The story does, at times, become a little histrionic and melodramatic as Rachel encounters one terrible situation after another, but don't let this detract from the powerfully affecting experience of reading this novel. Throughout the story some wonderful characters display their own difficulties and troubles. There's Rachel's husband Kenji, loyal, hard working and kind; her father Henry affable and easy going, who voyages the world and brings Rachel back dolls from all the wonderful places he visits; her daughter Ruth, and her "hanai" aunt Haleola who is a "healer" or "kahuna" and believes that sickness comes from the soul and from a person's past actions and state of mind. There's also Uncle Pono exiled to the Island just before Rachel herself is transported and the boisterous and funny transvestite Leilani who finally succumbs to the disease like so many of Rachel's other friends and companions.

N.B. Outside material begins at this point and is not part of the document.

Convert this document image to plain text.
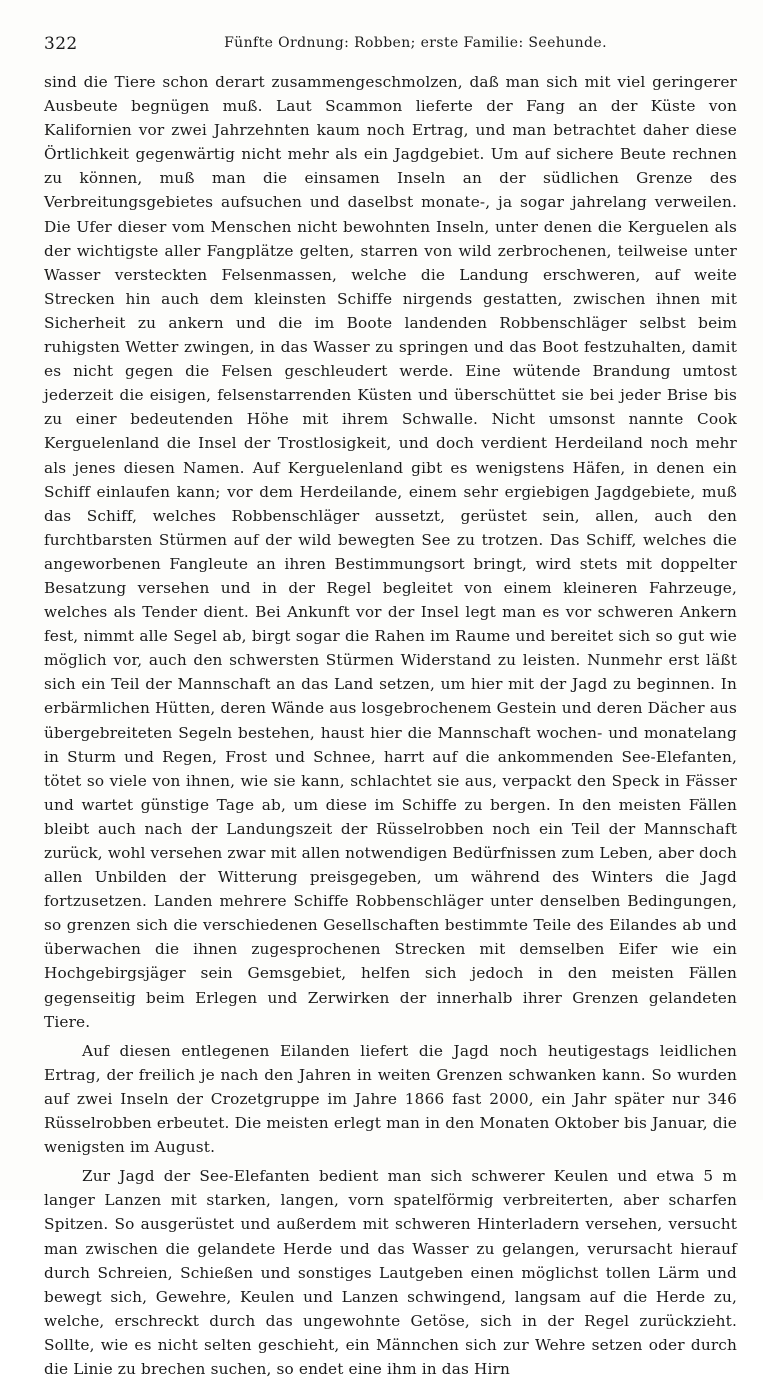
322	Fünfte Ordnung: Robben; erste Familie: Seehunde.

sind die Tiere schon derart zusammengeschmolzen, daß man sich mit viel geringerer Ausbeute begnügen muß. Laut Scammon lieferte der Fang an der Küste von Kalifornien vor zwei Jahrzehnten kaum noch Ertrag, und man betrachtet daher diese Örtlichkeit gegenwärtig nicht mehr als ein Jagdgebiet. Um auf sichere Beute rechnen zu können, muß man die einsamen Inseln an der südlichen Grenze des Verbreitungsgebietes aufsuchen und daselbst monate-, ja sogar jahrelang verweilen. Die Ufer dieser vom Menschen nicht bewohnten Inseln, unter denen die Kerguelen als der wichtigste aller Fangplätze gelten, starren von wild zerbrochenen, teilweise unter Wasser versteckten Felsenmassen, welche die Landung erschweren, auf weite Strecken hin auch dem kleinsten Schiffe nirgends gestatten, zwischen ihnen mit Sicherheit zu ankern und die im Boote landenden Robbenschläger selbst beim ruhigsten Wetter zwingen, in das Wasser zu springen und das Boot festzuhalten, damit es nicht gegen die Felsen geschleudert werde. Eine wütende Brandung umtost jederzeit die eisigen, felsenstarrenden Küsten und überschüttet sie bei jeder Brise bis zu einer bedeutenden Höhe mit ihrem Schwalle. Nicht umsonst nannte Cook Kerguelenland die Insel der Trostlosigkeit, und doch verdient Herdeiland noch mehr als jenes diesen Namen. Auf Kerguelenland gibt es wenigstens Häfen, in denen ein Schiff einlaufen kann; vor dem Herdeilande, einem sehr ergiebigen Jagdgebiete, muß das Schiff, welches Robbenschläger aussetzt, gerüstet sein, allen, auch den furchtbarsten Stürmen auf der wild bewegten See zu trotzen. Das Schiff, welches die angeworbenen Fangleute an ihren Bestimmungsort bringt, wird stets mit doppelter Besatzung versehen und in der Regel begleitet von einem kleineren Fahrzeuge, welches als Tender dient. Bei Ankunft vor der Insel legt man es vor schweren Ankern fest, nimmt alle Segel ab, birgt sogar die Rahen im Raume und bereitet sich so gut wie möglich vor, auch den schwersten Stürmen Widerstand zu leisten. Nunmehr erst läßt sich ein Teil der Mannschaft an das Land setzen, um hier mit der Jagd zu beginnen. In erbärmlichen Hütten, deren Wände aus losgebrochenem Gestein und deren Dächer aus übergebreiteten Segeln bestehen, haust hier die Mannschaft wochen- und monatelang in Sturm und Regen, Frost und Schnee, harrt auf die ankommenden See-Elefanten, tötet so viele von ihnen, wie sie kann, schlachtet sie aus, verpackt den Speck in Fässer und wartet günstige Tage ab, um diese im Schiffe zu bergen. In den meisten Fällen bleibt auch nach der Landungszeit der Rüsselrobben noch ein Teil der Mannschaft zurück, wohl versehen zwar mit allen notwendigen Bedürfnissen zum Leben, aber doch allen Unbilden der Witterung preisgegeben, um während des Winters die Jagd fortzusetzen. Landen mehrere Schiffe Robbenschläger unter denselben Bedingungen, so grenzen sich die verschiedenen Gesellschaften bestimmte Teile des Eilandes ab und überwachen die ihnen zugesprochenen Strecken mit demselben Eifer wie ein Hochgebirgsjäger sein Gemsgebiet, helfen sich jedoch in den meisten Fällen gegenseitig beim Erlegen und Zerwirken der innerhalb ihrer Grenzen gelandeten Tiere.

Auf diesen entlegenen Eilanden liefert die Jagd noch heutigestags leidlichen Ertrag, der freilich je nach den Jahren in weiten Grenzen schwanken kann. So wurden auf zwei Inseln der Crozetgruppe im Jahre 1866 fast 2000, ein Jahr später nur 346 Rüsselrobben erbeutet. Die meisten erlegt man in den Monaten Oktober bis Januar, die wenigsten im August.

Zur Jagd der See-Elefanten bedient man sich schwerer Keulen und etwa 5 m langer Lanzen mit starken, langen, vorn spatelförmig verbreiterten, aber scharfen Spitzen. So ausgerüstet und außerdem mit schweren Hinterladern versehen, versucht man zwischen die gelandete Herde und das Wasser zu gelangen, verursacht hierauf durch Schreien, Schießen und sonstiges Lautgeben einen möglichst tollen Lärm und bewegt sich, Gewehre, Keulen und Lanzen schwingend, langsam auf die Herde zu, welche, erschreckt durch das ungewohnte Getöse, sich in der Regel zurückzieht. Sollte, wie es nicht selten geschieht, ein Männchen sich zur Wehre setzen oder durch die Linie zu brechen suchen, so endet eine ihm in das Hirn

Molokai also works as a dramatic recreation of the history of the Hawaii. Brennert recounts the history of the Islands from the late 19th century, when Congress decided that Hawaii should be annexed to the United States. We witness the influx of Christianity threatening the Hawaiian values and way of life, the arrival of electricity and the advent of American domestic engineering, the first airplanes, the fatal attack on Pearl Harbour and the final cure for Hansen's disease, which literally wipes out the illness overnight. Each incident is seen through the eyes of Rachel and through her life of confinement, suffering and hardship on Molokai. This is a profound and sweeping saga - meticulously researched and beautifully written. Molokai is a must read

Michael.

Rating: 5 stars
Summary: I couldn't put it down!
Review: This is my first review because this is the first book I've read that's compelled me to want other people reading it so I can discuss it with them. As the other reviewers are saying, "Moloka'i" is one of those novels you can't put down! It's a two-day read because you'll find yourself making time to get back to it. When a friend mentioned it's set in the leper colony of Moloka'i, I thought, "what a downer." But it's not!!! It's about a spirited, underdog heroine who wins your heart from chapter one and who you root for every step/page of the way. Great, great book!

Rating: 5 stars
Summary: Great Book!
Review: What a great story! And so well-written you feel you are there. Brennert does a superb job of humanizing Rachel and her extended family. Heartbreaking and uplifting. Well worth your time.

Rating: 5 stars
Summary: Breathtaking in its scope and humanity
Review: Wow, what a powerful story. If Oprah Winfrey's book club were still open to new novels then "Moloka'i" would rank right up there with "We Were the Mulvaneys" and "Bridges of Madison County". I could NOT put this book down - such is the story's "what happens next" factor! I read this book in a marathon, bleary-eyed two days -- something I haven't done since my mother gave me "Gone With The Wind" when I was 14 (reading under the covers late into the night with a flashlight!). Don't be put off by the fact that the primary antagonist in the story is the disease of leprosy: this is quickly relegated to the reader's subconscious as we become absorbed in the human drama of Rachel Kalama's life. Alan Brennert takes us back to Hawaii in the late 19th century and vividly recreates its unspoiled beauty. I was swept along with Rachel who, at the age of 7, is taken from her loving family and banished to the remote island of Moloka'i. Rachel finds her Uncle Pono (who preceded her there and is sadly the source of her own infection) and forges a new life with new friends in various stages of this devastating illness. As heartbreaking as her story is, it is also a story of hope, love, endurance and ultimately survival.